The U.S. military group, however, will likely play a more prominent role. The Pentagon wants to assign U.S. Army Brig. Gen. Keith Huber, SOUTHCOM's operations director, to the U.S. embassy in Bogota to command U.S. military personnel in Colombia. The Pentagon's desire to send a general officer indicates the importance of the post. Huber would not report to the U.S. ambassador, but rather directly to SOUTHCOM and the Pentagon.
The U.S. military appears keenly aware that its personnel are high-profile targets for guerrilla attacks. Congress set a cap of 800 U.S. personnel in Colombia, including 500 uniformed military personnel and 300 civilians working for the Department of Defense (DOD).
There is historical precedent for U.S. troops being targeted for terrorist attacks in Latin America. Attacks took place in El Salvador in the 1980s, for example, at the height of U.S. involvement there. A SOUTHCOM official said about Colombia that the number of uniformed military personnel will be held to "between 150 and 250 at any given time. We want to have a minimal U.S. footprint in Colombia to assure good force protection."
However, the actual American military presence in Colombia, including DOD civilians, will actually be larger than the personnel caps Congress has approved.
Thousands of U.S. soldiers rotate through SOUTHCOM's theater of operations, and up to 5,000 DOD civilians support operations, including anti-narcotic surveillance, interdiction and training activities.
Many rotate through Colombia. U.S. military pilots fly frequent intelligence gathering missions over Colombia, and civilian American pilots working as contractors for U.S government agencies have provided direct airlift support to Colombian army units, despite official U.S. denials.
The American presence in Colombia is open-ended. In its final months, the Clinton administration has acknowledged the United States will be involved in Colombia for years. The State Department says prospects for advancing the peace talks are poor. White House drug czar Barry McCaffrey has warned Colombia's drug problem will get much worse during the next year or two, and that three to five years will pass before the three anti-narcotics battalions are fully equipped with their transport and combat helicopters. U.S. Ambassador Anne Patterson has cautioned that the coca eradication timetables in the aid package are too optimistic and that the coca industry cannot be eradicated before 2005.

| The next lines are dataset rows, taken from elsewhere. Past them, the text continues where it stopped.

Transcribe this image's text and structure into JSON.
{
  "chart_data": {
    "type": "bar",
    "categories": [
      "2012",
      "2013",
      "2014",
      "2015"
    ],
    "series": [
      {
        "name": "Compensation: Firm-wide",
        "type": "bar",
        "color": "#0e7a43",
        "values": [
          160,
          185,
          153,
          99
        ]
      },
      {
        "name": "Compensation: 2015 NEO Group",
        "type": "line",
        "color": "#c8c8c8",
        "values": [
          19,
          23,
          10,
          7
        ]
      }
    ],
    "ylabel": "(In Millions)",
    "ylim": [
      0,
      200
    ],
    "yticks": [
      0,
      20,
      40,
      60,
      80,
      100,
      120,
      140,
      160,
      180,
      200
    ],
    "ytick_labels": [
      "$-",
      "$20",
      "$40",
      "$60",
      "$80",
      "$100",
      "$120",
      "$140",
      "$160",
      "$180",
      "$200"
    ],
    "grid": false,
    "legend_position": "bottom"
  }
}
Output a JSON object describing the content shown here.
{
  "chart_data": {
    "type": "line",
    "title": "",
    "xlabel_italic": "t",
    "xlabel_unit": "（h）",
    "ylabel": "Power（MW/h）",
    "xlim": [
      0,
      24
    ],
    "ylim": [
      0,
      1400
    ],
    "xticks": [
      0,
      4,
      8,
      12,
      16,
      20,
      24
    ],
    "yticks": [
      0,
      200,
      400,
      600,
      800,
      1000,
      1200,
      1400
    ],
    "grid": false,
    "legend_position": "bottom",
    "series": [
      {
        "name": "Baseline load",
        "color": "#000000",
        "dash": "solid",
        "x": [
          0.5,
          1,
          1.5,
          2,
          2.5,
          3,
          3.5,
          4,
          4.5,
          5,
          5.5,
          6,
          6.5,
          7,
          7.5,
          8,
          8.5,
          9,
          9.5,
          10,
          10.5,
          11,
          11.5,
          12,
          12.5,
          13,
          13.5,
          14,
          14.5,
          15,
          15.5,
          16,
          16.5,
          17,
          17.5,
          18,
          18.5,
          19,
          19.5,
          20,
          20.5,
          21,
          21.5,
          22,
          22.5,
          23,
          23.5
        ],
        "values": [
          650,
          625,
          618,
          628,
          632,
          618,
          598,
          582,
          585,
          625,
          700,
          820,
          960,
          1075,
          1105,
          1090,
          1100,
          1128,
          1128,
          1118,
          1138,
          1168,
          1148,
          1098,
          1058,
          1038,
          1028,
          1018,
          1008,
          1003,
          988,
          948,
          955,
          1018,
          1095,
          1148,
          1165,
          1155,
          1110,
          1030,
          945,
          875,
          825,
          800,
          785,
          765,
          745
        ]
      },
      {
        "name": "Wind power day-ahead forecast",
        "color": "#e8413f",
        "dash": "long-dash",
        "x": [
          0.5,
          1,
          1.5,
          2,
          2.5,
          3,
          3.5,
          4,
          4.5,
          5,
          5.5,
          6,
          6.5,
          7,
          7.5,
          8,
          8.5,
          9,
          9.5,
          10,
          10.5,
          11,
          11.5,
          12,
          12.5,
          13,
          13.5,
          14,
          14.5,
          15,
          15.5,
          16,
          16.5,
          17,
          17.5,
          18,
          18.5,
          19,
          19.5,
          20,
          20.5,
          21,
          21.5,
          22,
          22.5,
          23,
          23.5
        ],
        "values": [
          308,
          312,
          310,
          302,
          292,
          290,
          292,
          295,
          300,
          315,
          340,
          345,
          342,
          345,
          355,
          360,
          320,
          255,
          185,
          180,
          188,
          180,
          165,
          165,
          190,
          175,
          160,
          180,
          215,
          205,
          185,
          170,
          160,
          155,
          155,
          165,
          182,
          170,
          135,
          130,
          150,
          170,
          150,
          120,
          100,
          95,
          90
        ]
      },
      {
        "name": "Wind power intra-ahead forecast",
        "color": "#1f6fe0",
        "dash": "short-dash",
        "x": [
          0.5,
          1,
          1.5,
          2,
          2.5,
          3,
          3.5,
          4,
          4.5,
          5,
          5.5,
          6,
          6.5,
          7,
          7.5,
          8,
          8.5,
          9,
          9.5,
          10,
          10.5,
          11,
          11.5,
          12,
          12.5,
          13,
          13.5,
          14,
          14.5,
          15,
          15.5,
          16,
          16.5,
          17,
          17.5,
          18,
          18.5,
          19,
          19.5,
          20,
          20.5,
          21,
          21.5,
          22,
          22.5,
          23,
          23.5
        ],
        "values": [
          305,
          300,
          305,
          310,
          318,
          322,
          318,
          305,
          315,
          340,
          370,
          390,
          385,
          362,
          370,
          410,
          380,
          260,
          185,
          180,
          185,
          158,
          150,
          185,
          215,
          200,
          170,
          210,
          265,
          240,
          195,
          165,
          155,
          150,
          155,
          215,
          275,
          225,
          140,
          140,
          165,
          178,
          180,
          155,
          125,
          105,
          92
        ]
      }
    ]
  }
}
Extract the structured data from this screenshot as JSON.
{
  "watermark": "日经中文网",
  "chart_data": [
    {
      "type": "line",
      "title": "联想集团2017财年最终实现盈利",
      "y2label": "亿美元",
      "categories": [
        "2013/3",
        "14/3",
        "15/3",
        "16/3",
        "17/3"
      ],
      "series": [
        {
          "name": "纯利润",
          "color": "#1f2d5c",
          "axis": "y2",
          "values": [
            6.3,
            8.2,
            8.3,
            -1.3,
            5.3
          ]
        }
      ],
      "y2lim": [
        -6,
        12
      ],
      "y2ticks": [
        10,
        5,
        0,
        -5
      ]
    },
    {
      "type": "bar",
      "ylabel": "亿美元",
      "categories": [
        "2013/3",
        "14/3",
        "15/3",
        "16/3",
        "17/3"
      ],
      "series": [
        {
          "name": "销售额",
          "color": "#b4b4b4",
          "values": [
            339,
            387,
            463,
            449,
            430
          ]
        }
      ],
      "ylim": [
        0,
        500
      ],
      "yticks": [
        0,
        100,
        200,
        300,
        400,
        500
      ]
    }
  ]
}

The FARC leadership understands this and will move to exploit the situation. One of the plan's great vulnerabilities is the presence of U.S. military personnel. U.S. soldiers and civilians in Colombia will be highly prized by the FARC as political and military targets for kidnapping and assassination. The guerrilla leadership believes that if the price of American involvement is dead U.S. soldiers, Congress and voters will not support the effort.
The guerrillas will likely extend attacks beyond U.S. military personnel to other American targets. In the past two weeks, the National Liberation Army (ELN), a smaller guerrilla group, has blown up a tanker truck owned by Occidental Petroleum.
Earlier, the FARC reportedly kidnapped four Colombian employees of Drummond Co., a U.S. mining company based in Birmingham, Alabama. Three have been released in an apparent attempt to intimidate and extort the company. Guerrillas have also struck the company's railway.
FARC leaders have defiantly stated they are looking forward to the coming
battles in southern Colombia, and that their units have many "surprises"
prepared for the anti-narcotic battalions shortly coming their way.